Un bulldozer en route
Du son de sa voiture, à celui de son imperméable et de ses grosses chaussures à talon, Elisabeth (Renate Reinsve) déboule comme un bulldozer. Pour cause : on l’a urgemment convoquée à l’école de son fils, Armand, pour parler de son différend avec son cousin Jon. Les deux élèves de six ans n’ont pas la même version des faits : si Armand dit n’avoir rien commis de grave, Jon raconte avoir subi une agression sexuelle, du moins selon sa mère (Ellen Dorrit Petersen). Car tel est le choix radical que fait le premier long-métrage de Halfdan Ullman Tøndel : ne jamais laisser la parole aux enfants, qui restent hors-champ d’un règlement de compte entre parents.

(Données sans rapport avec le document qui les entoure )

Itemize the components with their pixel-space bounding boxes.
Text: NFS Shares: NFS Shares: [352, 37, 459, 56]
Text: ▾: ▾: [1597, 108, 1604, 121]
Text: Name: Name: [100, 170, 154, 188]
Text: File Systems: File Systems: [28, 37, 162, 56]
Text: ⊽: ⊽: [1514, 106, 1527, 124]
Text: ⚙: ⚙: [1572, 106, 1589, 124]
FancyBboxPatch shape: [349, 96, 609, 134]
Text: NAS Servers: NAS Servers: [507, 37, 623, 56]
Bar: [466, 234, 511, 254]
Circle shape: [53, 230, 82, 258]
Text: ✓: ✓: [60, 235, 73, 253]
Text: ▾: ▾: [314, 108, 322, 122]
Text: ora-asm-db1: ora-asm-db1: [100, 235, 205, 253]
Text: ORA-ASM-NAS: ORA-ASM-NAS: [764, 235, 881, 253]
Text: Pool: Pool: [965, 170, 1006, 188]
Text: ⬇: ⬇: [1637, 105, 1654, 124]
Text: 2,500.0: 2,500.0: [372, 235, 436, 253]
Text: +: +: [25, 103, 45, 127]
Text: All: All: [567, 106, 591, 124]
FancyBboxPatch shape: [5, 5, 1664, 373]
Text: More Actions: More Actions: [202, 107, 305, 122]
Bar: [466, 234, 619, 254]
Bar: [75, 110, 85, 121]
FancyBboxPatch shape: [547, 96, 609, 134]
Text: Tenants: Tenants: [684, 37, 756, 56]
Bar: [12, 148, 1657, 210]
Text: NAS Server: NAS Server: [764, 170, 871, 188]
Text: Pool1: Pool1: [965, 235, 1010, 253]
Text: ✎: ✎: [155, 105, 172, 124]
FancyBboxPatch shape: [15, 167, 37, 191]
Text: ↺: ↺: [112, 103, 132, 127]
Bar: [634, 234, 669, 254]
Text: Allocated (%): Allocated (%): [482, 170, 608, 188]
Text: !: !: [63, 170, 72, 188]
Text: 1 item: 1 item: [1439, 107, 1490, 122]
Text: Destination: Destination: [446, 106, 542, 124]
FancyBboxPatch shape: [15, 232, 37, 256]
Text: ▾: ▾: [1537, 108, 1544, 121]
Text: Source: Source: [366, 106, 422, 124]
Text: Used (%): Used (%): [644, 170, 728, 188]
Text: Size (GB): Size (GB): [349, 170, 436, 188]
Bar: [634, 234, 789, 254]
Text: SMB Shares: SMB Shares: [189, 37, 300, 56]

La situation énigmatique du procès à hauteur d’école primaire est ainsi renforcée petit à petit par les pièces d’un puzzle qui se reconstitue au fil des bruits de couloir.
Un procès amateur
A la convocation parentale qui s’apparente à un procès amateur, il y a deux mères : Sarah, dure et fermée, heurtée dans sa chemise bleue de bonne mère, qui reproche à Elisabeth sa débauche et le comportement de son fils en symptôme. Cette dernière est stigmatisée par tous et a tout pour être inculpée d’office : elle est comédienne et célèbre, rit aux larmes puis s’effondre, agresse puis s’adoucit, et elle a perdu son mari. Face à ce personnage outrageusement expressif, les blêmes figures d’autorité de l’école usent de toutes leurs précautions mais aussi de leur hypocrisie pour gérer le conflit, d’avance du côté de Sarah, par ailleurs soutenue par son mari. Au fil de la discussion sans queue ni tête que l’école tente de mettre en place, sans cesse interrompue par des pauses nécessaires au drame ambiant, on saisit que les deux femmes ont un passif : Thomas, le mari décédé d’Elisabeth, était aussi le frère de Sarah.
Autorités incompétentes
Outre le règlement de compte des deux femmes aux facettes multiples, « Armand » dresse le portrait d’un système scolaire inapte à gérer une telle situation. Alors que les figures d’autorité dans leurs petits souliers répètent le mot procédure sans jamais l’expliciter – preuve qu’il n’en n’existe pas -, elles montrent de nombreux signes de dysfonctionnement. Il y a d’abord une alarme incendie qui ne cesse de se déclencher pour rien, ce qui rend l’univers sonore angoissant tout en rappelant l’alarmisme ambiant que l’on peine dans un premier temps à établir comme tel. Il y a ensuite les saignements de nez intempestifs du corps enseignant, qui force des pauses dans la discussion puisque la table se couvre de rouge. Plus terre à terre, il y a finalement le fait que le directeur envoie au début sa plus jeune enseignante seule au front de cette convocation ingérable, pour finalement la rejoindre avec ses gros sabots. Halfdan Ullman Tøndel revisite ainsi le film de procès en illustrant la justice scolaire comme un mauvais
tribunal publique.
Enfants grands absents
Face à ces adultes dysfonctionnels, on se fait du souci pour leurs pauvres progénitures, absents d’une discussion qui ne cesse de faire entendre leurs noms et d’un lieu empli de traces de leurs présences. Les parents se meuvent ainsi dans ce décor pas fait pour eux. Le grand bâtiment que l’on ne verra jamais de plain-pied regorge de salles et de personnages secondaires sans cesse témoins de discussions secrètes. Les murs ont des oreilles dans ce lieu qui s’apparente par instants au manoir du jeu Cluedo, jusqu’à ce que tout le monde en sorte pour une scène finale incroyable et sans mots, que les gestes vus en plans larges viennent remplacer.